Lebih lanjut, mantan Menteri Koordinator Bidang Kemaritiman dan Investasi ini menekankan bahwa kekompakan para tokoh nasional adalah kunci utama kemajuan bangsa. Dalam konteks global yang penuh tantangan, Luhut meyakini bahwa persatuan elite politik akan memberi dampak positif pada stabilitas nasional, iklim investasi, hingga kepercayaan internasional terhadap Indonesia.

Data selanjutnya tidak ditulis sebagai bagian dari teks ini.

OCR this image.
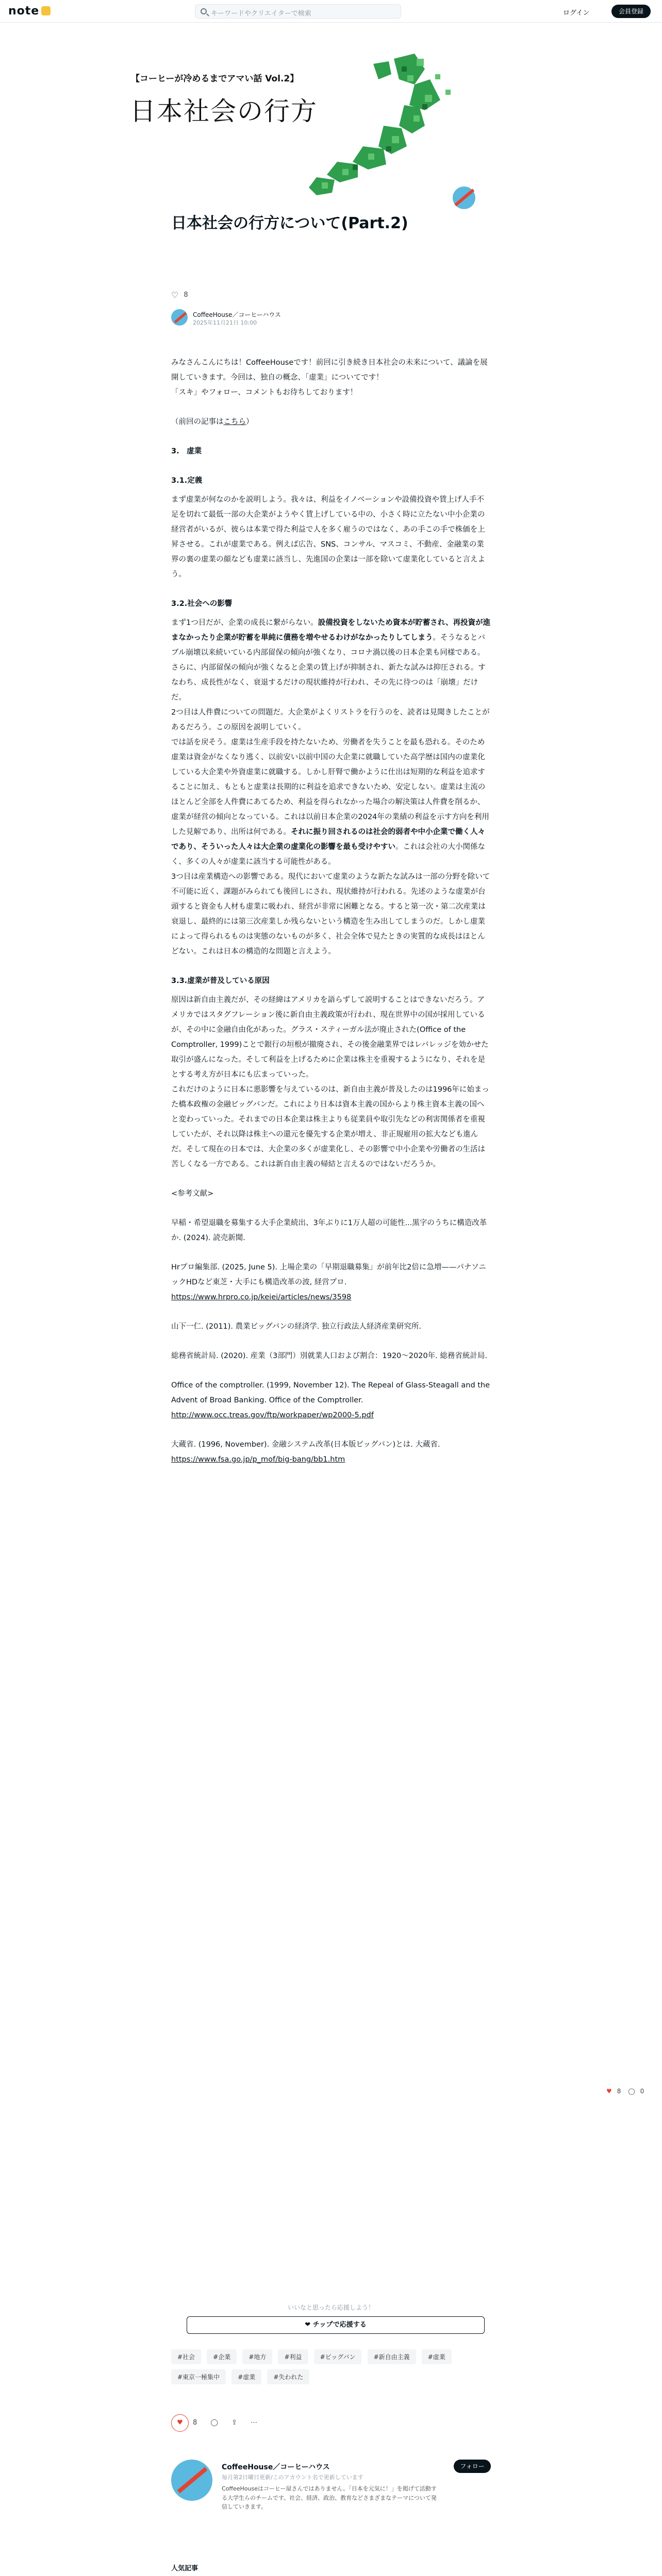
note	キーワードやクリエイターで検索	ログイン	会員登録
【コーヒーが冷めるまでアマい話 Vol.2】
日本社会の行方
日本社会の行方について(Part.2)
♡ 8
CoffeeHouse／コーヒーハウス
2025年11月21日 10:00
みなさんこんにちは！CoffeeHouseです！前回に引き続き日本社会の未来について、議論を展開していきます。今回は、独自の概念、「虚業」についてです！
「スキ」やフォロー、コメントもお待ちしております！
（前回の記事はこちら）
3.　虚業
3.1.定義
まず虚業が何なのかを説明しよう。我々は、利益をイノベーションや設備投資や賃上げ人手不足を切れて最低一部の大企業がようやく賃上げしている中の、小さく時に立たない中小企業の経営者がいるが、彼らは本業で得た利益で人を多く雇うのではなく、あの手この手で株価を上昇させる。これが虚業である。例えば広告、SNS、コンサル、マスコミ、不動産、金融業の業界の裏の虚業の顔なども虚業に該当し、先進国の企業は一部を除いて虚業化していると言えよう。
3.2.社会への影響
まず1つ目だが、企業の成長に繋がらない。設備投資をしないため資本が貯蓄され、再投資が進まなかったり企業が貯蓄を単純に債務を増やせるわけがなかったりしてしまう。そうなるとバブル崩壊以来続いている内部留保の傾向が強くなり、コロナ渦以後の日本企業も同様である。さらに、内部留保の傾向が強くなると企業の賃上げが抑制され、新たな試みは抑圧される。すなわち、成長性がなく、衰退するだけの現状維持が行われ、その先に待つのは「崩壊」だけだ。
2つ目は人件費についての問題だ。大企業がよくリストラを行うのを、読者は見聞きしたことがあるだろう。この原因を説明していく。
では話を戻そう。虚業は生産手段を持たないため、労働者を失うことを最も恐れる。そのため虚業は資金がなくなり逃く、以前安い以前中国の大企業に就職していた高学歴は国内の虚業化している大企業や外資虚業に就職する。しかし肝腎で働かように仕出は短期的な利益を追求することに加え、もともと虚業は長期的に利益を追求できないため、安定しない。虚業は主流のほとんど全部を人件費にあてるため、利益を得られなかった場合の解決策は人件費を削るか、虚業が経営の傾向となっている。これは以前日本企業の2024年の業績の利益を示す方向を利用した見解であり、出所は何である。それに振り回されるのは社会的弱者や中小企業で働く人々であり、そういった人々は大企業の虚業化の影響を最も受けやすい。これは会社の大小関係なく、多くの人々が虚業に該当する可能性がある。
3つ目は産業構造への影響である。現代において虚業のような新たな試みは一部の分野を除いて不可能に近く、課題がみられても後回しにされ、現状維持が行われる。先述のような虚業が台頭すると資金も人材も虚業に吸われ、経営が非常に困難となる。すると第一次・第二次産業は衰退し、最終的には第三次産業しか残らないという構造を生み出してしまうのだ。しかし虚業によって得られるものは実態のないものが多く、社会全体で見たときの実質的な成長はほとんどない。これは日本の構造的な問題と言えよう。
3.3.虚業が普及している原因
原因は新自由主義だが、その経緯はアメリカを語らずして説明することはできないだろう。アメリカではスタグフレーション後に新自由主義政策が行われ、現在世界中の国が採用しているが、その中に金融自由化があった。グラス・スティーガル法が廃止された(Office of the Comptroller, 1999)ことで銀行の垣根が撤廃され、その後金融業界ではレバレッジを効かせた取引が盛んになった。そして利益を上げるために企業は株主を重視するようになり、それを是とする考え方が日本にも広まっていった。
これだけのように日本に悪影響を与えているのは、新自由主義が普及したのは1996年に始まった橋本政権の金融ビッグバンだ。これにより日本は資本主義の国からより株主資本主義の国へと変わっていった。それまでの日本企業は株主よりも従業員や取引先などの利害関係者を重視していたが、それ以降は株主への還元を優先する企業が増え、非正規雇用の拡大なども進んだ。そして現在の日本では、大企業の多くが虚業化し、その影響で中小企業や労働者の生活は苦しくなる一方である。これは新自由主義の帰結と言えるのではないだろうか。
<参考文献>
早稲・希望退職を募集する大手企業続出、3年ぶりに1万人超の可能性...黒字のうちに構造改革か. (2024). 読売新聞.
Hrプロ編集部. (2025, June 5). 上場企業の「早期退職募集」が前年比2倍に急増——パナソニックHDなど東芝・大手にも構造改革の波, 経営プロ.
https://www.hrpro.co.jp/keiei/articles/news/3598
山下一仁. (2011). 農業ビッグバンの経済学. 独立行政法人経済産業研究所.
総務省統計局. (2020). 産業（3部門）別就業人口および割合：1920〜2020年. 総務省統計局.
Office of the comptroller. (1999, November 12). The Repeal of Glass-Steagall and the Advent of Broad Banking. Office of the Comptroller.
http://www.occ.treas.gov/ftp/workpaper/wp2000-5.pdf
大蔵省. (1996, November). 金融システム改革(日本版ビッグバン)とは. 大蔵省.
https://www.fsa.go.jp/p_mof/big-bang/bb1.htm
♥ 8 ◯ 0
いいなと思ったら応援しよう！
❤ チップで応援する
#社会	#企業	#地方	#利益	#ビッグバン	#新自由主義	#虚業 #東京一極集中	#虚業	#失われた
♥ 8 ◯ ⇪ ⋯
CoffeeHouse／コーヒーハウス
毎月第2日曜日更新/このアカウント名で更新しています
CoffeeHouseはコーヒー屋さんではありません。「日本を元気に！」を掲げて活動する大学生らのチームです。社会、経済、政治、教育などさまざまなテーマについて発信していきます。
フォロー
人気記事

"Bangsa yang kuat bukan karena sumber daya alamnya, tapi karena kekompakan pemimpinnya. Kalau kita bisa bersatu, maka rakyat juga akan percaya bahwa masa depan kita terjamin," ujarnya.
Pernyataan Luhut seolah menjadi penyejuk di tengah spekulasi yang sempat berkembang luas di media sosial. Banyak warganet yang mempertanyakan alasan di balik ketidakhadiran Megawati, dengan sebagian mengaitkannya dengan dinamika politik menjelang pemilu mendatang. Namun, Luhut menolak mengaitkan absennya Megawati dengan isu-isu politik jangka pendek.
"Ibu Mega tetap dihormati sebagai salah satu tokoh penting dalam sejarah bangsa. Beliau punya kontribusi besar. Pilihan untuk merayakan kemerdekaan bersama kader partainya juga sah-sah saja. Tidak harus selalu di Istana untuk menunjukkan cinta tanah air," tambahnya.
Fenomena ini juga mengundang komentar dari para pengamat politik. Dr. Rizal Sukma, pakar hubungan internasional, menilai bahwa ketidakhadiran Megawati bukanlah bentuk penolakan terhadap pemerintah, melainkan ekspresi dari keragaman cara merayakan kemerdekaan.